20.Bölüm

53 7 0
                                    

Kantine gelmiştik kızlar üçü birden soran gözlerle bana bakıyorlardı.
Kimdi o neden öyle geri adım attın diye sordu Selin.

O salakların yanında karşıma almayı istemeyeceğim biri.

Kim Arya kim diye sordu Beste.

İkiz kardeşim dediğimde şok olmuşlardı.
O senin kardeşin miydi dedi Selin.
Evet o salak, savunmasız kukla benim kardeşim.
Nasıl Berille ne alakaları var dedim kendi kendime.

Beste lafa atıldı aslında tahmin ediyorum o kız adını bilmiyorum her neyse senden önce buraya geldi ve çok sebepsiz yere kantinde Derinle tartıştılar Berilde bunu fırsat bildi ama senin kardeşin olduğunu bilmiyorduk diye devam etti lafa.

Kızlar size bir şey demiyorum çünkü bende sizden farksız düşünmüyorum.
Başına bela alacak şimdi onu uyarsam inadıma daha diplerinden ayrılmayacak dedim oflayarak.

Siz nasıl kardeş olmuşsunuz dedi Beste alaylı bir tavırla.

Siyah ve beyaz ,gece ve gündüz gibiyiz ben neysem o tam tersi.

Bir anda aklıma geldi ben Merti arıyordum.
Kızlar benim işim var kaçtım diye masadan kalkıyordumki Selinin sesini duydum ,evet Arya işimiz var birlikte ısınma hareketleri yapacaktık dedi.
Off bunu nasıl unuturum Merti sonra bulurum diye düşündüm.
Masaya döndükten yaklaşık beş dakika sonra okulun bittiğini belirten zil çaldı.

Gökhan kişisini arayıp eve biraz geç geleceğimi söyledim oda çok geç kalmama şartıyla bıraktı.

Selin'in evine gelmiştik burası çok güzel ,iki katlı bir yalıydı.

Bugün okul formasını giyinmiştim yani lacivert  dar etek ve beyaz okul tişörtü.
Selin'in odasına girdiğimde hayranlıkla baktım genişti ,kırık beyaz duvarın bir bölümüne sprey boyayla harika bir resim çizmişti ne olduğunu pek anlamasamda ve yatak başlığının bulunduğu duvara yağlı boyayla devasa bir yunus çizmişti.
Selin beni takip et diye işaret etti peşine takıldım.

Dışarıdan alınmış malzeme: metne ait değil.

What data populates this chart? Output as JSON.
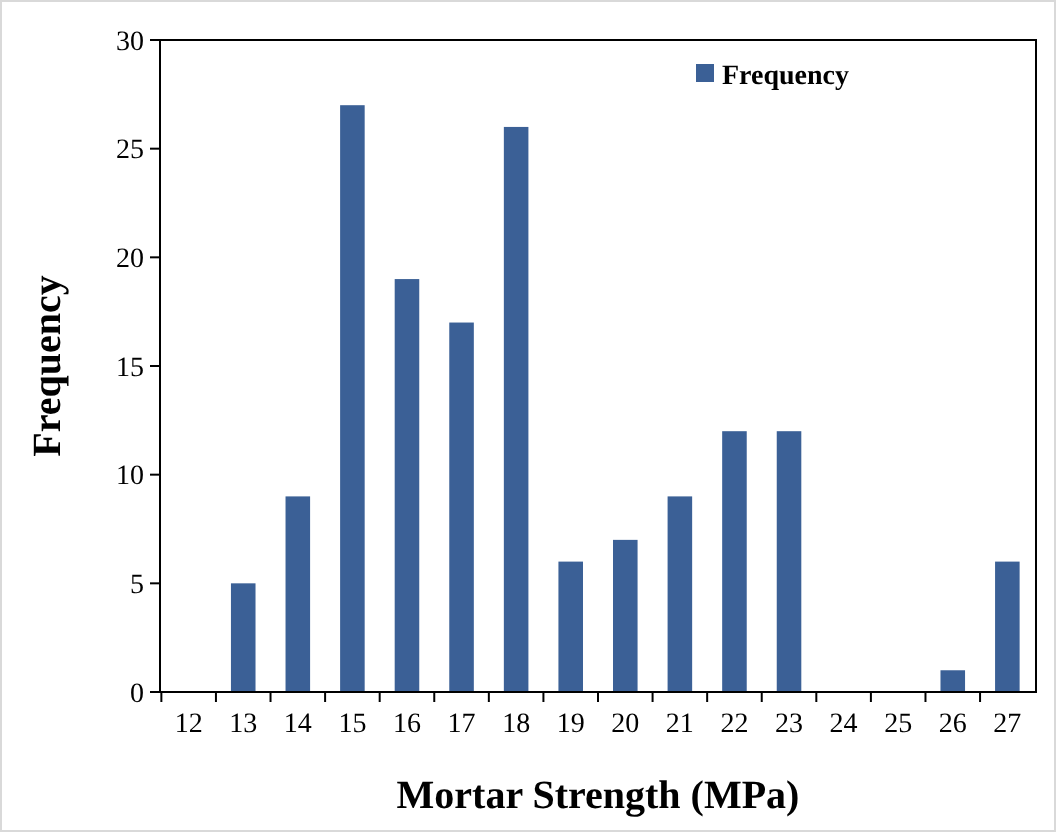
{
  "chart_data": {
    "type": "bar",
    "xlabel": "Mortar Strength (MPa)",
    "ylabel": "Frequency",
    "categories": [
      "12",
      "13",
      "14",
      "15",
      "16",
      "17",
      "18",
      "19",
      "20",
      "21",
      "22",
      "23",
      "24",
      "25",
      "26",
      "27"
    ],
    "series": [
      {
        "name": "Frequency",
        "color": "#3b6096",
        "values": [
          0,
          5,
          9,
          27,
          19,
          17,
          26,
          6,
          7,
          9,
          12,
          12,
          0,
          0,
          1,
          6
        ]
      }
    ],
    "ylim": [
      0,
      30
    ],
    "yticks": [
      0,
      5,
      10,
      15,
      20,
      25,
      30
    ],
    "legend": "top right"
  }
}
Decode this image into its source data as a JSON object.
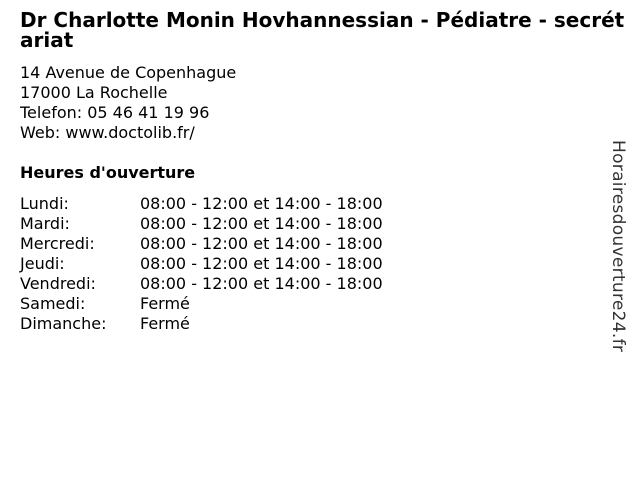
{
  "page": {
    "title": "Dr Charlotte Monin Hovhannessian - Pédiatre - secrétariat",
    "address": {
      "street": "14 Avenue de Copenhague",
      "city": "17000 La Rochelle",
      "phone": "Telefon: 05 46 41 19 96",
      "web": "Web: www.doctolib.fr/"
    },
    "hours": {
      "heading": "Heures d'ouverture",
      "rows": [
        {
          "day": "Lundi:",
          "time": "08:00 - 12:00 et 14:00 - 18:00"
        },
        {
          "day": "Mardi:",
          "time": "08:00 - 12:00 et 14:00 - 18:00"
        },
        {
          "day": "Mercredi:",
          "time": "08:00 - 12:00 et 14:00 - 18:00"
        },
        {
          "day": "Jeudi:",
          "time": "08:00 - 12:00 et 14:00 - 18:00"
        },
        {
          "day": "Vendredi:",
          "time": "08:00 - 12:00 et 14:00 - 18:00"
        },
        {
          "day": "Samedi:",
          "time": "Fermé"
        },
        {
          "day": "Dimanche:",
          "time": "Fermé"
        }
      ]
    },
    "watermark": "Horairesdouverture24.fr",
    "colors": {
      "text": "#000000",
      "background": "#ffffff",
      "watermark": "#333333"
    }
  }
}
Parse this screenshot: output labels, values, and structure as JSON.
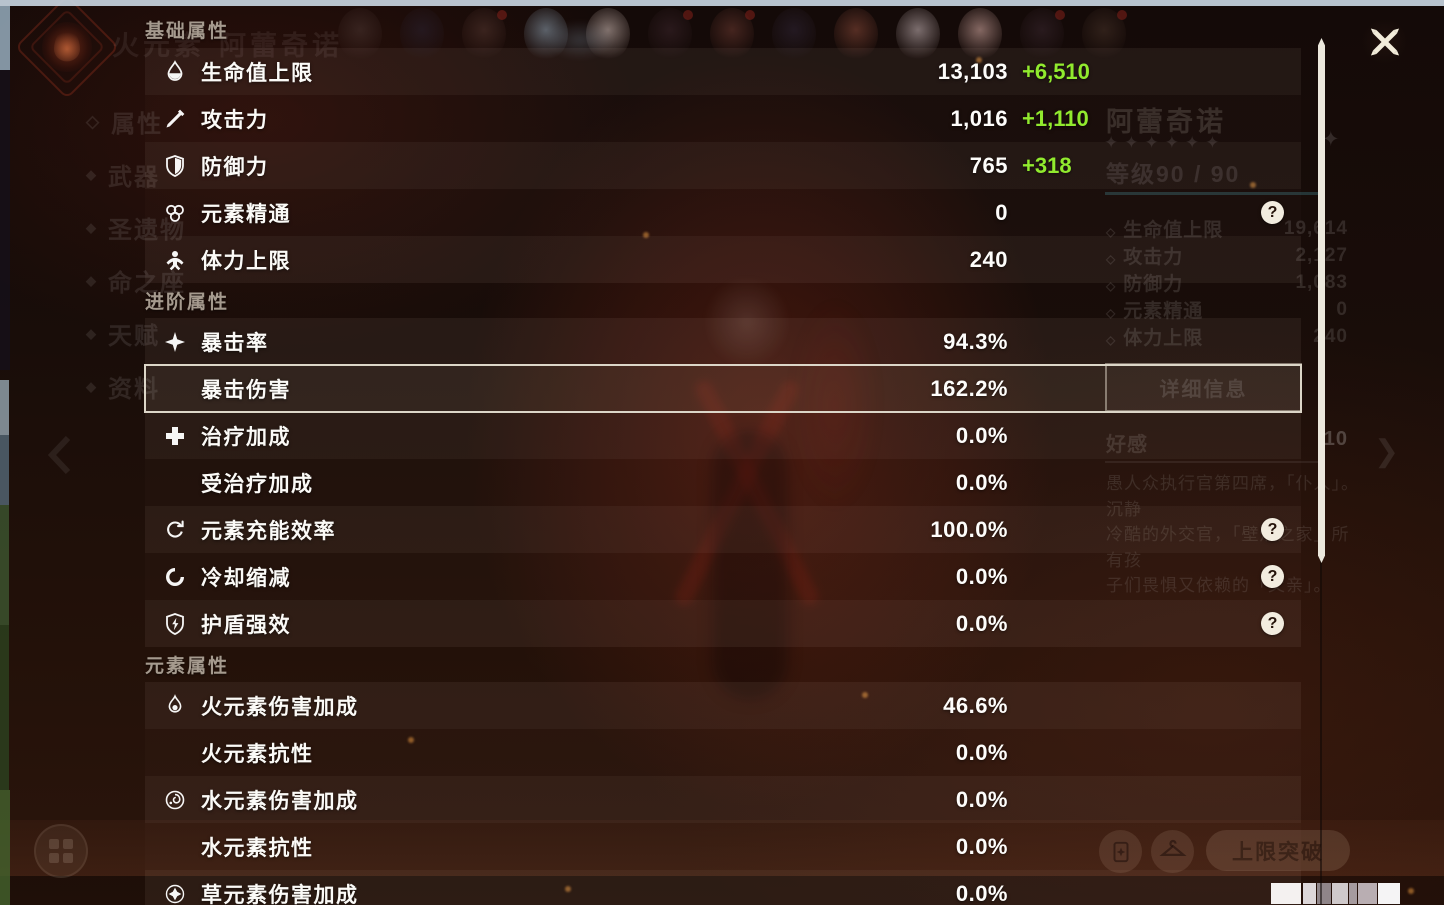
{
  "stats_panel": {
    "help_glyph": "?",
    "sections": [
      {
        "title": "基础属性",
        "rows": [
          {
            "icon": "hp-icon",
            "label": "生命值上限",
            "value": "13,103",
            "bonus": "+6,510"
          },
          {
            "icon": "atk-icon",
            "label": "攻击力",
            "value": "1,016",
            "bonus": "+1,110"
          },
          {
            "icon": "def-icon",
            "label": "防御力",
            "value": "765",
            "bonus": "+318"
          },
          {
            "icon": "em-icon",
            "label": "元素精通",
            "value": "0",
            "help": true
          },
          {
            "icon": "stamina-icon",
            "label": "体力上限",
            "value": "240"
          }
        ]
      },
      {
        "title": "进阶属性",
        "rows": [
          {
            "icon": "crit-rate-icon",
            "label": "暴击率",
            "value": "94.3%"
          },
          {
            "label": "暴击伤害",
            "value": "162.2%",
            "selected": true
          },
          {
            "icon": "healing-bonus-icon",
            "label": "治疗加成",
            "value": "0.0%"
          },
          {
            "label": "受治疗加成",
            "value": "0.0%"
          },
          {
            "icon": "energy-recharge-icon",
            "label": "元素充能效率",
            "value": "100.0%",
            "help": true
          },
          {
            "icon": "cd-reduction-icon",
            "label": "冷却缩减",
            "value": "0.0%",
            "help": true
          },
          {
            "icon": "shield-strength-icon",
            "label": "护盾强效",
            "value": "0.0%",
            "help": true
          }
        ]
      },
      {
        "title": "元素属性",
        "rows": [
          {
            "icon": "pyro-icon",
            "label": "火元素伤害加成",
            "value": "46.6%"
          },
          {
            "label": "火元素抗性",
            "value": "0.0%"
          },
          {
            "icon": "hydro-icon",
            "label": "水元素伤害加成",
            "value": "0.0%"
          },
          {
            "label": "水元素抗性",
            "value": "0.0%"
          },
          {
            "icon": "dendro-icon",
            "label": "草元素伤害加成",
            "value": "0.0%"
          }
        ]
      }
    ]
  },
  "background": {
    "element_label": "火元素",
    "character_name": "阿蕾奇诺",
    "rarity_stars": 6,
    "star_glyph": "✦",
    "level_label": "等级90 / 90",
    "stats": [
      {
        "label": "生命值上限",
        "value": "19,614"
      },
      {
        "label": "攻击力",
        "value": "2,127"
      },
      {
        "label": "防御力",
        "value": "1,083"
      },
      {
        "label": "元素精通",
        "value": "0"
      },
      {
        "label": "体力上限",
        "value": "240"
      }
    ],
    "detail_button": "详细信息",
    "friendship_label": "好感",
    "friendship_value": "10",
    "description_lines": [
      "愚人众执行官第四席，「仆人」。沉静",
      "冷酷的外交官，「壁炉之家」所有孩",
      "子们畏惧又依赖的「父亲」。"
    ],
    "sidebar_items": [
      "属性",
      "武器",
      "圣遗物",
      "命之座",
      "天赋",
      "资料"
    ],
    "ascend_button": "上限突破"
  },
  "colors": {
    "bonus_green": "#91ea2e"
  }
}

Bir odanın kapısının önündeydim Selinin gözleri parlıyordu kapıyı yavaşça açtı koca odayı dolap yapmıştı yağınla kıyafet ve aksesuar doluydu şaşkınlıkla etrafı inceliyordum.
Benim küçük hazineme hoş geldin dedi gülerek.
Küçük mü dedim alayla.
Siyah mini şort , siyah ince askılı bir sıfır kol , onun üzerinede tek kolu yarım açık siyah beyaz çizgileri olan tül bir bluz giyindim.
Selinle bedenlerimiz aynı gibi kıyafetleri iyi uydu.
Şort esnekti dans için harika.
Sarı dalgalı saçlarımı yukarıdan küçük bir topuz yaptım ve geri kalan kısmını açık bıraktım.

Beyaz spor ayakkabılarımla her şey mükemmel duruyordu.

Selinde benim şortumun aynısından giyindi koyu pembe bir tişört ve aynı tonda bir spor ayakkabı giyindi, saçınıda benim gibi yaptı.
Bir kaç fotoğraf çektik bir şeyler atıştırdık.

Nerede çalışacağız dedim.

Ağzı dolu dolu konuştu böyle çok komik duruyodu ama ne dediyse anlamadım.

Kızım Türkçe konuş anlamıyorum dedim alayla.

Mutfağın cam kapısından dışarıdaki geniş yeşillik bahçeyi işaret etti.
Yaklaşık beş dakika sonra kalktık ve dışarı çıktık.
İlk dikkatimi çeken geniş havuz oldu.
Biri havuzda yüzüyordu biride şezlonga oturmuş kahkaha atıyordu.
Bunlar kim dedim Seline.

Mavi şortlu havuzda yüzen ve daha yakışıklı olan Savaş yani abim ama abi dediğime bakma benden bir yaş büyük dedi.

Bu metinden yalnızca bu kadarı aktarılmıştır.